Ocean Abyss vs Mysterious Mauve
Where Ocean Abyss belongs to Behr's range, Mysterious Mauve is a Sherwin-Williams color. Ocean Abyss reads as blue, while Mysterious Mauve reads as grey — two distinct hue families, not close cousins. Mysterious Mauve (LRV 37) reflects noticeably more light than Ocean Abyss (LRV 7), a difference of 30 points that becomes especially apparent in rooms with limited natural light. Ocean Abyss runs blue while Mysterious Mauve is decidedly neutral, which means they'll respond very differently to warm vs cool light sources. With a ΔE of 37.5, the contrast is hard to miss. These aren't variations on a theme — they're two different answers to the same question. Below you'll find 3 real-room photo comparisons where both colors appear side by side, plus 5 simulated room previews.
Ocean Abyss vs Mysterious Mauve in Real Spaces
3 real rooms side by side. Seeing Ocean Abyss and Mysterious Mauve in actual rooms makes the difference concrete; browse the spaces below to get a feel for how each color lives on a wall.
Kitchen
In a kitchen, colors are seen under bright task lighting that amplifies undertones — what reads neutral elsewhere can show its hand here. Mysterious Mauve reflects noticeably more light off the walls, making the space read more open than Ocean Abyss.
Dining Room
A dining room lit by a dimmed pendant or candles is one of the most forgiving environments for paint — warm light softens almost everything. Mysterious Mauve returns significantly more light to the room — in a smaller or darker space, that difference in perceived brightness is hard to miss.
House
Seen across an entire facade, subtle tonal differences become pronounced. What reads as nearly the same on a chip often reads as clearly different at scale. Mysterious Mauve reflects noticeably more light off the walls, making the space read more open than Ocean Abyss.
Color Details
Ocean Abyss vs Mysterious Mauve Simulated Comparison
5 simulated room previews — drag the slider on each to see Ocean Abyss on one side and Mysterious Mauve on the other.

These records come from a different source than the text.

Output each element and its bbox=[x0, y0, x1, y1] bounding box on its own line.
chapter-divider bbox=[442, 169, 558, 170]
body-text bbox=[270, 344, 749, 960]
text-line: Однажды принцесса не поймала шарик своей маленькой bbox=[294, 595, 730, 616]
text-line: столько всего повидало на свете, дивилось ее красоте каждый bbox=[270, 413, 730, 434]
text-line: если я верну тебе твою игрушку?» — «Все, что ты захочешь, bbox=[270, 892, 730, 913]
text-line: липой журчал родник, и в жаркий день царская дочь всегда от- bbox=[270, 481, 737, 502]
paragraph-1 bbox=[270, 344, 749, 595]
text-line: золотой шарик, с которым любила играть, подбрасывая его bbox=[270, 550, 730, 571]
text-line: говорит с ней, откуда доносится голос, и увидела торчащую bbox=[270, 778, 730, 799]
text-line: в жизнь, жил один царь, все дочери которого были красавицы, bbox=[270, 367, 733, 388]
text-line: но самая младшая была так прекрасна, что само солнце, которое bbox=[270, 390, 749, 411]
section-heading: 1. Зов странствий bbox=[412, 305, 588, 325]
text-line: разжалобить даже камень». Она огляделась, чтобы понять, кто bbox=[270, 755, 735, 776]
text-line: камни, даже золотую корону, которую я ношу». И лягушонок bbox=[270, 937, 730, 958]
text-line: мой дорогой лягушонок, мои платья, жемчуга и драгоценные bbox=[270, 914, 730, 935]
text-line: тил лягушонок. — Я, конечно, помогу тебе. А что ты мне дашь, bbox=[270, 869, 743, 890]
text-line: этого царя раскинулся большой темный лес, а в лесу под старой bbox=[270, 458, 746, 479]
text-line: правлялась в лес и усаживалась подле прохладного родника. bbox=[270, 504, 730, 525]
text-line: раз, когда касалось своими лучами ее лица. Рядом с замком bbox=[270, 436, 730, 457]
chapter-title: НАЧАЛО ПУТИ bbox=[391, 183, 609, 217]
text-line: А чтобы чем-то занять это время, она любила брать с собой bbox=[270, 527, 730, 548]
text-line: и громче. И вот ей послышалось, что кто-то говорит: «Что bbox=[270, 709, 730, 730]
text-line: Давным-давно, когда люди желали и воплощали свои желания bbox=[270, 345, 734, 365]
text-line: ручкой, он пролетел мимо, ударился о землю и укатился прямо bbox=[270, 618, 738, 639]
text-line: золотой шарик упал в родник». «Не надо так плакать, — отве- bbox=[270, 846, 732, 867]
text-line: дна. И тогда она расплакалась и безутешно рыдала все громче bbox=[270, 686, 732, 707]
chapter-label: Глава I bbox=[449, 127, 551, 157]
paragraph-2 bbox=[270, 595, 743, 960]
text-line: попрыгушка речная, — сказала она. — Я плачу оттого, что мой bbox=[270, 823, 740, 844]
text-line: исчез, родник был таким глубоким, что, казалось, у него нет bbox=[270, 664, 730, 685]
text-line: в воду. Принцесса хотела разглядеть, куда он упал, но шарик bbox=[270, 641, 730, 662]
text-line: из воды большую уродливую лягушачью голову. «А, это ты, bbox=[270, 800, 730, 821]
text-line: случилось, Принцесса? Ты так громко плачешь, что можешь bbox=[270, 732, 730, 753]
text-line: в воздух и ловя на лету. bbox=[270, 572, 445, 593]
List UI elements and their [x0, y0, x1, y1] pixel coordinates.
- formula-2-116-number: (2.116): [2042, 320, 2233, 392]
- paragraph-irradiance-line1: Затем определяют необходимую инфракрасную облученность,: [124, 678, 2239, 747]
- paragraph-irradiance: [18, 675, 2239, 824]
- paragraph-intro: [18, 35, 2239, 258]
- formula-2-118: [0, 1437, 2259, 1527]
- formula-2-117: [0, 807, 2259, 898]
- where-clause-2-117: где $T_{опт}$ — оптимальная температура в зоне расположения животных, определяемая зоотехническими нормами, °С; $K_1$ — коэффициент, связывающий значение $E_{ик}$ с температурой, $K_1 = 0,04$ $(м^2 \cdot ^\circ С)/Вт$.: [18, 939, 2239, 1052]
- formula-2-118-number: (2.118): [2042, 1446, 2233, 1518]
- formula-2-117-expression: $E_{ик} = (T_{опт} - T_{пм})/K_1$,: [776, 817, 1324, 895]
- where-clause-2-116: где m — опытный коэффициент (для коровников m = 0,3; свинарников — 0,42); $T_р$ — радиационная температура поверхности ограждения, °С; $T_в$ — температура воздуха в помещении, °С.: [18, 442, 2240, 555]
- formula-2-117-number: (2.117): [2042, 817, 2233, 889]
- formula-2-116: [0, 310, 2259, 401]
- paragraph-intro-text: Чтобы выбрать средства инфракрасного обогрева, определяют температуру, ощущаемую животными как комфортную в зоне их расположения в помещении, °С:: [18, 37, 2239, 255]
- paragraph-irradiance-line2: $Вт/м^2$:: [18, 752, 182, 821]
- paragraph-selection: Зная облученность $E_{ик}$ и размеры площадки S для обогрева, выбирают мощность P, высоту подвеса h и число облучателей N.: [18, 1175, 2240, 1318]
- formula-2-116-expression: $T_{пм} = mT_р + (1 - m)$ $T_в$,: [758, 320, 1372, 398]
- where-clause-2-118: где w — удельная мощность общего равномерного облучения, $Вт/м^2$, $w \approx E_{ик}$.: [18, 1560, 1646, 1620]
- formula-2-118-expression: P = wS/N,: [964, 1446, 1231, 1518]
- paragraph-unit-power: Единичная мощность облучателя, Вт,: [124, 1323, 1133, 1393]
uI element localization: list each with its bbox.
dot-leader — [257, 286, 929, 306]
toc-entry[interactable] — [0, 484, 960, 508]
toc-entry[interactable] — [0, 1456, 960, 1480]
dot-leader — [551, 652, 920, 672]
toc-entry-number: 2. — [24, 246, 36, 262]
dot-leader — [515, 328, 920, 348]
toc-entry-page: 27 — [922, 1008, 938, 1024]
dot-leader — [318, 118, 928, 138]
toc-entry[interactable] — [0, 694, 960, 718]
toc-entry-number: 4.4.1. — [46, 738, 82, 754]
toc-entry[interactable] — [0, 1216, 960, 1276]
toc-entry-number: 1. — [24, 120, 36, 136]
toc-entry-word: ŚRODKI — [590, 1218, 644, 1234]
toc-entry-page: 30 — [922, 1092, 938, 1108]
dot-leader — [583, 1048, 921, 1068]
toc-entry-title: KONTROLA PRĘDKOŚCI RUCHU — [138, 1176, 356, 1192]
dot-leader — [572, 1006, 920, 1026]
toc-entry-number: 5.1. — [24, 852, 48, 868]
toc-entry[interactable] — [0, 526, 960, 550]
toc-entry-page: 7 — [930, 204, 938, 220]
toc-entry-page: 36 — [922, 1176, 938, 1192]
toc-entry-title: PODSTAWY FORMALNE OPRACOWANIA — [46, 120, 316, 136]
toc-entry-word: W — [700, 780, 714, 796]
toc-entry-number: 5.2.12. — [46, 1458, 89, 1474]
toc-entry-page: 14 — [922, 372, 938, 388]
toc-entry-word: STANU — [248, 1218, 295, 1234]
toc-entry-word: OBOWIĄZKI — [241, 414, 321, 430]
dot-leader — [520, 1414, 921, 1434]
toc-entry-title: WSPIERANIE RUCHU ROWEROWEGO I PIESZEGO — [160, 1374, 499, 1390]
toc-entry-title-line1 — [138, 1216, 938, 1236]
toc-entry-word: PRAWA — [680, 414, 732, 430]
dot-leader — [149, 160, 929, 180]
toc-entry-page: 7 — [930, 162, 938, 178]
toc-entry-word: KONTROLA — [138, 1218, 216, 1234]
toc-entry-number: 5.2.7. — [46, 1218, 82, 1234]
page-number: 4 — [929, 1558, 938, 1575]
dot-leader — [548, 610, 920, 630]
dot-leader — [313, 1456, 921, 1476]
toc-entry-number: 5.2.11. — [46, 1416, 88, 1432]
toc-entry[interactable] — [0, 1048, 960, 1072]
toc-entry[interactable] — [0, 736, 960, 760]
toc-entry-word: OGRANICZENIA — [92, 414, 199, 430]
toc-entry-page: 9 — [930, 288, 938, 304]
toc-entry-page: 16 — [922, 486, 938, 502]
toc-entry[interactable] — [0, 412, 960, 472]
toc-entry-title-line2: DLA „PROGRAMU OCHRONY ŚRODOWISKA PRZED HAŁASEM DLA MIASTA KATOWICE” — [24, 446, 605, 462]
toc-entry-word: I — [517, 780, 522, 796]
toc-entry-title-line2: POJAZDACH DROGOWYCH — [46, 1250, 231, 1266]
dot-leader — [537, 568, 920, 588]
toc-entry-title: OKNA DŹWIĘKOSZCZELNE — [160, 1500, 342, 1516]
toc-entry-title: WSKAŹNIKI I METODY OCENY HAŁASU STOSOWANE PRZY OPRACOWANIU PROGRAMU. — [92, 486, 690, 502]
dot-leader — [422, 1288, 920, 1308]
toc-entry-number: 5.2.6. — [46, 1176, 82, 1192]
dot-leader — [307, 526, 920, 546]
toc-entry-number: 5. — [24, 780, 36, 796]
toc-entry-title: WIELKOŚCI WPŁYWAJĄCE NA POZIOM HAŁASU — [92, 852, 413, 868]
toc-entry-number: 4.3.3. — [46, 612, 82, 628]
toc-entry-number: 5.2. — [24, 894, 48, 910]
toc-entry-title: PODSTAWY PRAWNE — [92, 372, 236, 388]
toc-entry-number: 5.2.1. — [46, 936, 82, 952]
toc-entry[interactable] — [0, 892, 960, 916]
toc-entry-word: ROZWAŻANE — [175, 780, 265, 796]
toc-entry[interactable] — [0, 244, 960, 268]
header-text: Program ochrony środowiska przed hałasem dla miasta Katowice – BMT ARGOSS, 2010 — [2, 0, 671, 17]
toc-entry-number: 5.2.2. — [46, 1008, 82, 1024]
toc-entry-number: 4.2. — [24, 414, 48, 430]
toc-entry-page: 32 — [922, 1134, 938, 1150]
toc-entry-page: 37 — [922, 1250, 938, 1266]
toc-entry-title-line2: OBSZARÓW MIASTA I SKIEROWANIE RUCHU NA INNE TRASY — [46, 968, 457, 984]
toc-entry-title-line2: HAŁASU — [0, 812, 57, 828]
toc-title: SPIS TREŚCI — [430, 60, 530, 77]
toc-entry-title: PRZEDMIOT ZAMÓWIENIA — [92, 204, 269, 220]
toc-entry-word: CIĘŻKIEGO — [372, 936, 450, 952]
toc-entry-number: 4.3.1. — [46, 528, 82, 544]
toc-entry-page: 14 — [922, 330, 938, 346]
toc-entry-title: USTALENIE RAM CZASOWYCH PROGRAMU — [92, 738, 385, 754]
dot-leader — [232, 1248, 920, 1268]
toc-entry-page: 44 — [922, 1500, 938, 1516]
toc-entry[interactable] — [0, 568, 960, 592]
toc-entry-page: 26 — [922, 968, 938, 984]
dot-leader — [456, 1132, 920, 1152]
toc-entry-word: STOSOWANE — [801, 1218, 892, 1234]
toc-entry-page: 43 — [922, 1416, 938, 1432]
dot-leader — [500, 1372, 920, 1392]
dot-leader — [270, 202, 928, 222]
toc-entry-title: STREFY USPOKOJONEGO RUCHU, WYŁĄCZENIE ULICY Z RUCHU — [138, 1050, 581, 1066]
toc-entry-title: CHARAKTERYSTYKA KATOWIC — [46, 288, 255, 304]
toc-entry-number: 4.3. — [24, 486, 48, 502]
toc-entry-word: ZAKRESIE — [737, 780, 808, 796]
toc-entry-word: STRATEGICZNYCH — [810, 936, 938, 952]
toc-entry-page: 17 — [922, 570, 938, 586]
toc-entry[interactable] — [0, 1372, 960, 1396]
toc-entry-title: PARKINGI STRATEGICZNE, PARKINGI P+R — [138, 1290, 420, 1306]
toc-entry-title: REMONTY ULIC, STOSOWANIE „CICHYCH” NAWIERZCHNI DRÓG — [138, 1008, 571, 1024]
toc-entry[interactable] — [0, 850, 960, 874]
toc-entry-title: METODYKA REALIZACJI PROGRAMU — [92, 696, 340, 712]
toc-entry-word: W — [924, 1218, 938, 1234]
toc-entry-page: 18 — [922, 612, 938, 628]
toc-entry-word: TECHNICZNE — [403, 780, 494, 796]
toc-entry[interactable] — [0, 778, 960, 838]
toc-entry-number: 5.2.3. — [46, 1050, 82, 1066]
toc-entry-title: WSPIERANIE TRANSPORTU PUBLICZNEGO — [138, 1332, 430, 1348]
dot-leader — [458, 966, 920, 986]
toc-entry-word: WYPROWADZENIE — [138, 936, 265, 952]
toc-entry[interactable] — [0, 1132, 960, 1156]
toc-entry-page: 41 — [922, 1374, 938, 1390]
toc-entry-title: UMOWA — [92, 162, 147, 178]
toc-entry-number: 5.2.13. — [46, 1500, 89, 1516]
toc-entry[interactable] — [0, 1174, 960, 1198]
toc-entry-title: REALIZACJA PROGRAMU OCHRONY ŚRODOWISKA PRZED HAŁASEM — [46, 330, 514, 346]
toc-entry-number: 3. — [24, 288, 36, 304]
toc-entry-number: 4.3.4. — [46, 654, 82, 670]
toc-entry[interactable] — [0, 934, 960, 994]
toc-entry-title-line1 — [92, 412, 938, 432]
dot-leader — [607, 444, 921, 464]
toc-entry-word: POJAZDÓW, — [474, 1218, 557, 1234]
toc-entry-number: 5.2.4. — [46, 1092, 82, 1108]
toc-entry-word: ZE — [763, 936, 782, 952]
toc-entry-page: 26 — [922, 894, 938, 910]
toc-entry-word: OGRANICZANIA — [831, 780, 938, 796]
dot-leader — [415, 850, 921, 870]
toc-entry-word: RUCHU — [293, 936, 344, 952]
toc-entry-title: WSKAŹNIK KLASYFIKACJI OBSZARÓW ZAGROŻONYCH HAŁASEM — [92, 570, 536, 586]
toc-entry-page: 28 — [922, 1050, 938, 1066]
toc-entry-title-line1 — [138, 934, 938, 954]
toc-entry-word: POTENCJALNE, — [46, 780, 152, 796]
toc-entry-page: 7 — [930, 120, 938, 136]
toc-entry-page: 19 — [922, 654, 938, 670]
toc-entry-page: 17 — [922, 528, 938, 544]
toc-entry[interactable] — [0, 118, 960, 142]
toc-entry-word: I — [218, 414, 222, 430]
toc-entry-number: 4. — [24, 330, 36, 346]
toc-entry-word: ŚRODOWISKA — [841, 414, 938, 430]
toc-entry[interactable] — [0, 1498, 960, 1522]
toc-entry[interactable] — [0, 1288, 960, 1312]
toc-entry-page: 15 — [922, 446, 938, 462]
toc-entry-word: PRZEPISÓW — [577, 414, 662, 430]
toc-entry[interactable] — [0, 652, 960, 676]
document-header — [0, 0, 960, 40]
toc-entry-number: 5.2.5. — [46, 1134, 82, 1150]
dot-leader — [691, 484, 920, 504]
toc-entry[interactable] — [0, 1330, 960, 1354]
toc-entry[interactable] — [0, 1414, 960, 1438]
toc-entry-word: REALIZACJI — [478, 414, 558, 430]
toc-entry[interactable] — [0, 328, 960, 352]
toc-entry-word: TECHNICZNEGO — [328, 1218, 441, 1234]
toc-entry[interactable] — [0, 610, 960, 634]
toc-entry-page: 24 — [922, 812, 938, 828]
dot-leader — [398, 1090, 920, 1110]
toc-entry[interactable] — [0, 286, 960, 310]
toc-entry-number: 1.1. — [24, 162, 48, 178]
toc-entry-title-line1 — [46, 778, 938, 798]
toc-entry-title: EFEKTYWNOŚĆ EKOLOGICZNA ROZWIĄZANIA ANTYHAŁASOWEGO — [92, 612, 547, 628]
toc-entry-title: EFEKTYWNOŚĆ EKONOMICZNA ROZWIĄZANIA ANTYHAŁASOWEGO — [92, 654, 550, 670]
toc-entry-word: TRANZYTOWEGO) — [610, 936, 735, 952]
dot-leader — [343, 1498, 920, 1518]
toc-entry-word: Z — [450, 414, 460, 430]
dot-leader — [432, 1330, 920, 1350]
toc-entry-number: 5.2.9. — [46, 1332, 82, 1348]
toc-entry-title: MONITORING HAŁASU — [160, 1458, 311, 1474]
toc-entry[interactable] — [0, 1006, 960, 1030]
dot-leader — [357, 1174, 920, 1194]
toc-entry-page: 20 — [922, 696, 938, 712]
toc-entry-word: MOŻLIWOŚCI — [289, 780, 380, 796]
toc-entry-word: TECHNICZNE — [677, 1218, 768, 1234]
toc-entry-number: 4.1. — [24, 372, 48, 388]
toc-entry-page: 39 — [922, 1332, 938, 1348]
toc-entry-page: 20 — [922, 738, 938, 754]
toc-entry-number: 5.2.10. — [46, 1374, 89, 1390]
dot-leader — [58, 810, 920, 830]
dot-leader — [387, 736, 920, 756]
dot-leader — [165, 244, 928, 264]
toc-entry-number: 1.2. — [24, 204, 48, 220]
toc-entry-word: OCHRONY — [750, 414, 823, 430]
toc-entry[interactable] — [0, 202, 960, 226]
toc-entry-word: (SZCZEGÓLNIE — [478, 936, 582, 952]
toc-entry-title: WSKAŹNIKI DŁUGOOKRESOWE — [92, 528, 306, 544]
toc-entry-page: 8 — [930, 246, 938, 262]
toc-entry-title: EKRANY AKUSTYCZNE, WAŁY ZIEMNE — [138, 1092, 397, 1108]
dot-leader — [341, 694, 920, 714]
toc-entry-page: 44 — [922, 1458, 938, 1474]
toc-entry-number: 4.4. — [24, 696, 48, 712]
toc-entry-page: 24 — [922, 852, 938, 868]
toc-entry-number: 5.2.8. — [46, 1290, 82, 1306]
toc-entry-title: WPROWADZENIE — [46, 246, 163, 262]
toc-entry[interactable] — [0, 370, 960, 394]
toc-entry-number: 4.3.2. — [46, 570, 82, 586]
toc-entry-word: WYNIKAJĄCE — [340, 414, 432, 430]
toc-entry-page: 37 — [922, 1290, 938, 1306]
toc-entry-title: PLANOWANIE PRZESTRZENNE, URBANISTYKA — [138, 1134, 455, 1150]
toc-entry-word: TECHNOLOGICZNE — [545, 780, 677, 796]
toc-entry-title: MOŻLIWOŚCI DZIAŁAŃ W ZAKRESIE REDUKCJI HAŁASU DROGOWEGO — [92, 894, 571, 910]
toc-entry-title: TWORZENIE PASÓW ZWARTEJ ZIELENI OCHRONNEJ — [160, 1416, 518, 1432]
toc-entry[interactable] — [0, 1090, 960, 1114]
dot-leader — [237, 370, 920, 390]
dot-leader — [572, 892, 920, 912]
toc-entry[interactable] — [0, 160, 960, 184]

Digital color is approximate. These simulations are generated from the manufacturer's hex values and overlaid on grayscale room photos — your screen's calibration, brightness, and viewing angle all affect how they render. Before committing to either color, test physical samples in your own space under the light you actually live with.
More Ocean Abyss comparisons
See how Ocean Abyss stacks up against other well-photographed colors across different brands and tones.